Jan 15, 2010

Envirogen Technologies Brings New Treatment System Online for California Hospital Facility

System will produce potable water from perchlorate-laden groundwater

Envirogen Technologies, Inc., announced the successful start-up of a new treatment system that will produce potable water from perchlorate-laden groundwater for a major hospital facility in San Bernardino County, Calif. Located in Colton, Calif., the Arrowhead Regional Medical Center is a state-of-the-art 373-bed facility owned and operated by the County of San Bernardino, the company said.

The new Envirogen system limits the hospital’s dependence on the city of Colton for its water supply. Under a 10-year services agreement with the county, Envirogen will provide all warranty and maintenance services for the treatment system while its operation is handled by medical center personnel.

According to Orlando Carreno, vice president, West region for Envirogen, the new system is an example of the company’s focus on delivering versatile drinking water solutions to meet specific customer needs.

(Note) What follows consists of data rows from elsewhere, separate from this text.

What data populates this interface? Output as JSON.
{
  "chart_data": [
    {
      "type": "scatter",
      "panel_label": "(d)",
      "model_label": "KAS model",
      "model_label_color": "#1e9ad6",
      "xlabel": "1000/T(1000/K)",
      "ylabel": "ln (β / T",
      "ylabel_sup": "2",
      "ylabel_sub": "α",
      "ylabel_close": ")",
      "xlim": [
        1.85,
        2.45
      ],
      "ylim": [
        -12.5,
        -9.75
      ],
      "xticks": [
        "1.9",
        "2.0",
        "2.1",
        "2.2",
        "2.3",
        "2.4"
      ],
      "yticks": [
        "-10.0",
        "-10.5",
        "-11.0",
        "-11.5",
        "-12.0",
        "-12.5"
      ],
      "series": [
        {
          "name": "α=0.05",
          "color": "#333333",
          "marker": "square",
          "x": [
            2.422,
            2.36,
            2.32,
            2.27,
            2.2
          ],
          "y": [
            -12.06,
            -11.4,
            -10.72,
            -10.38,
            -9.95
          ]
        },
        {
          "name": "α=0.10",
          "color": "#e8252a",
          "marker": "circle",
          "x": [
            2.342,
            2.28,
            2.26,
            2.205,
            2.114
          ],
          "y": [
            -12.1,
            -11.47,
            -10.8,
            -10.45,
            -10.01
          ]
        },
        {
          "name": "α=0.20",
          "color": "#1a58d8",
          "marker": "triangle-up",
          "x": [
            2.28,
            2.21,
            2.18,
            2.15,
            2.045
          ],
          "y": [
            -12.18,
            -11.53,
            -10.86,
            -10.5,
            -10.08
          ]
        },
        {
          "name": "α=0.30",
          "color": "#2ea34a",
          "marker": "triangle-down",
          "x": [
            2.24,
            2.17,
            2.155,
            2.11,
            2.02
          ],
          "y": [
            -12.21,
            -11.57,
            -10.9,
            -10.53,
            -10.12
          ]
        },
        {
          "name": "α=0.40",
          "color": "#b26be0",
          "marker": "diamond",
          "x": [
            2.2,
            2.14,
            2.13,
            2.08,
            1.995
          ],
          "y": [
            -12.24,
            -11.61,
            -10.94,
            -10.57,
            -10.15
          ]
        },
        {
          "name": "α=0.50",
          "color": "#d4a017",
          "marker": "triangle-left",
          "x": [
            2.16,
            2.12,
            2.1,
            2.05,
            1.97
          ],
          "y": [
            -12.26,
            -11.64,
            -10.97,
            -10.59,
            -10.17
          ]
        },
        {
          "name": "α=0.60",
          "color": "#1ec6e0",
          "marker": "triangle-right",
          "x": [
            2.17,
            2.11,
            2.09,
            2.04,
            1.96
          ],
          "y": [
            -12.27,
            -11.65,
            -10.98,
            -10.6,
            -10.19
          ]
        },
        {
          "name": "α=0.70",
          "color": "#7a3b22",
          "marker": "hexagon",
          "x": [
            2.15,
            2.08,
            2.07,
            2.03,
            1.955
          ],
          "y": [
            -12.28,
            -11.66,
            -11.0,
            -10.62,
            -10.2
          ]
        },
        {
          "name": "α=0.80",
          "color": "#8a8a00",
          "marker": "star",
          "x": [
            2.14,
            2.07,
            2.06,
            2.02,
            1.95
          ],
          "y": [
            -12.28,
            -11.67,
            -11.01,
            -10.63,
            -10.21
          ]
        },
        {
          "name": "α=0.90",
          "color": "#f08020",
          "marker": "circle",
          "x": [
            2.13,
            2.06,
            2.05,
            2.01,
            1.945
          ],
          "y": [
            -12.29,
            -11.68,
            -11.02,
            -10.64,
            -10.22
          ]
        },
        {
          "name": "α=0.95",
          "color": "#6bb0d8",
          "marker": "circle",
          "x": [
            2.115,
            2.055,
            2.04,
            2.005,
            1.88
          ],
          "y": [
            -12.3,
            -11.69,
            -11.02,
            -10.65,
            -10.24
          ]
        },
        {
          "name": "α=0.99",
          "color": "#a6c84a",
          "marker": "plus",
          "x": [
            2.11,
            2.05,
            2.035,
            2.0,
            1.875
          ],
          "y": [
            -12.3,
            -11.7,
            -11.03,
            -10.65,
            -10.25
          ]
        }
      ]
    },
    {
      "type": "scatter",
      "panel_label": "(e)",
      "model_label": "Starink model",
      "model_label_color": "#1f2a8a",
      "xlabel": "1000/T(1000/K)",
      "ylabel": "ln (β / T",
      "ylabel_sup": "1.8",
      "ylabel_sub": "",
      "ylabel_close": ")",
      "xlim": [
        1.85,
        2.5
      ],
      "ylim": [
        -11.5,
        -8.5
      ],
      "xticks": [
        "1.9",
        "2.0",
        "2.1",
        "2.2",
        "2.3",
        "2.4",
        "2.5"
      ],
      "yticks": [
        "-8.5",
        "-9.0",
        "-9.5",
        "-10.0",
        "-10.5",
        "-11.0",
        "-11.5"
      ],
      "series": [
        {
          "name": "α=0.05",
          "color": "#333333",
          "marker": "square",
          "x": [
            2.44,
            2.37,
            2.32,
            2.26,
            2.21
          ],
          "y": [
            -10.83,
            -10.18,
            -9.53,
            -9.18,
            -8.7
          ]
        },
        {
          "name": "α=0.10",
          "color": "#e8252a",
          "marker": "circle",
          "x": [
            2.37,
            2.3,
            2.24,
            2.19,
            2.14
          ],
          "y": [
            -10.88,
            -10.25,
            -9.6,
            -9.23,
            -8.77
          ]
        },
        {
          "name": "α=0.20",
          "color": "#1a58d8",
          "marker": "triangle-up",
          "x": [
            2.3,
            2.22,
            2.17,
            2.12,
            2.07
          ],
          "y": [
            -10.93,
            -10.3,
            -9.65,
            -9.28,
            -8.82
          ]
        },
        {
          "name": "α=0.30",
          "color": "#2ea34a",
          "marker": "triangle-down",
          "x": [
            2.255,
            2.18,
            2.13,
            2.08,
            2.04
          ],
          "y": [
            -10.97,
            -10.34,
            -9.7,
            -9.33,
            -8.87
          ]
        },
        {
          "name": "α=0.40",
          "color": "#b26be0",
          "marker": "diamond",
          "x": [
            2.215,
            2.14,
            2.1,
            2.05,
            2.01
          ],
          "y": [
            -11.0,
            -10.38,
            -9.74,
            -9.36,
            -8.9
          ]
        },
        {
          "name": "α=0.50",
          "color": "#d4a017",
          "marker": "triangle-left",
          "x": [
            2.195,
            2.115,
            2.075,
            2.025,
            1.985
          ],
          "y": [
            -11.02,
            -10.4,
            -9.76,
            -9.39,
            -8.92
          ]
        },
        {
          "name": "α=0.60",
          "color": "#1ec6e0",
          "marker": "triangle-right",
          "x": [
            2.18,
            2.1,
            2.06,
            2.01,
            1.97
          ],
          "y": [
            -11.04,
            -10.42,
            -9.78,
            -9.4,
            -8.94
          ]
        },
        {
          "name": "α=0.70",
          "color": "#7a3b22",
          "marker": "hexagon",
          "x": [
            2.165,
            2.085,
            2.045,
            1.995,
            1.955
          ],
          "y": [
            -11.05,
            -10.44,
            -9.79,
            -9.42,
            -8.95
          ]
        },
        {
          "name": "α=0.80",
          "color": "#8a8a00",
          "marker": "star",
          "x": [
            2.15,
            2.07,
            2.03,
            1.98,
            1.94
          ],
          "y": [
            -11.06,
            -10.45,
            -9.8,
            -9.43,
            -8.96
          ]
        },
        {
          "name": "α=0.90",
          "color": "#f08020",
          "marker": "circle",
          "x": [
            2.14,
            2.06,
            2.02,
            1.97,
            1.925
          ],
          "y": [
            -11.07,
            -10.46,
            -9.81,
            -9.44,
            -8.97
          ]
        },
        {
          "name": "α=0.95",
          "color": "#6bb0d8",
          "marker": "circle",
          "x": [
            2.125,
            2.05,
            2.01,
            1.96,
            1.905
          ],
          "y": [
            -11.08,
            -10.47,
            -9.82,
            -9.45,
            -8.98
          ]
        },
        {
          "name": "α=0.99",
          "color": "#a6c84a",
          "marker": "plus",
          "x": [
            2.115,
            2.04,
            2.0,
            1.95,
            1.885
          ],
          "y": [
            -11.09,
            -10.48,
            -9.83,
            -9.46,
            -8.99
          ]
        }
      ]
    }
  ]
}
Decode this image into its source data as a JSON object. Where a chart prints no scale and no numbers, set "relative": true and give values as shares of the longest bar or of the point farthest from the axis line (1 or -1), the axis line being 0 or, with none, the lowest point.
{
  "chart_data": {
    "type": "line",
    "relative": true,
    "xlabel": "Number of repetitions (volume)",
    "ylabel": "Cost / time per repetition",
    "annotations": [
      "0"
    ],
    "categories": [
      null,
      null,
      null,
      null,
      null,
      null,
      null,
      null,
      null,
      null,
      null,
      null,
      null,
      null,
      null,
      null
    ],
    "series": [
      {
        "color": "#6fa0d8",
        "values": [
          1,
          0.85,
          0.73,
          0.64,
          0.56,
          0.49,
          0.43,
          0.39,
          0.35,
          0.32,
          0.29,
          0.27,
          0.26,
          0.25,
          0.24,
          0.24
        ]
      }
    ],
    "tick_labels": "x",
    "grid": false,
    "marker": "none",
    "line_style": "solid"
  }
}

“Envirogen’s expertise at designing high-efficiency, custom-designed smaller systems was put to good use at this site to attain real cost and operating benefits for the county,” Carreno said. “By solving the perchlorate-contamination problem with this well and offering a life cycle performance approach to the installation, Envirogen Technologies is offering the Arrowhead Regional Medical Center a reliable and lower-cost source of quality drinking water today and into the future.”

Due to the perchlorate contamination, output from the County’s Pepper Street Well has been limited to non-potable uses since the State of California’s adoption, in 2007, of a 6 parts per billion maximum contaminant level (MCL) for perchlorate. The 600 gpm-capacity treatment system, designed and supplied by Envirogen, consists of two compact mobile units and utilizes high-efficiency ion exchange technology to reduce perchlorate levels to below the U.S. Environmental Protection Agency or California Department of Public Health MCL of 6 ppb, the company said.

Along with the environmental benefits of reclaiming a local water source, the company said, the system utilizes no chemicals in the treatment process and does not require electricity to operate.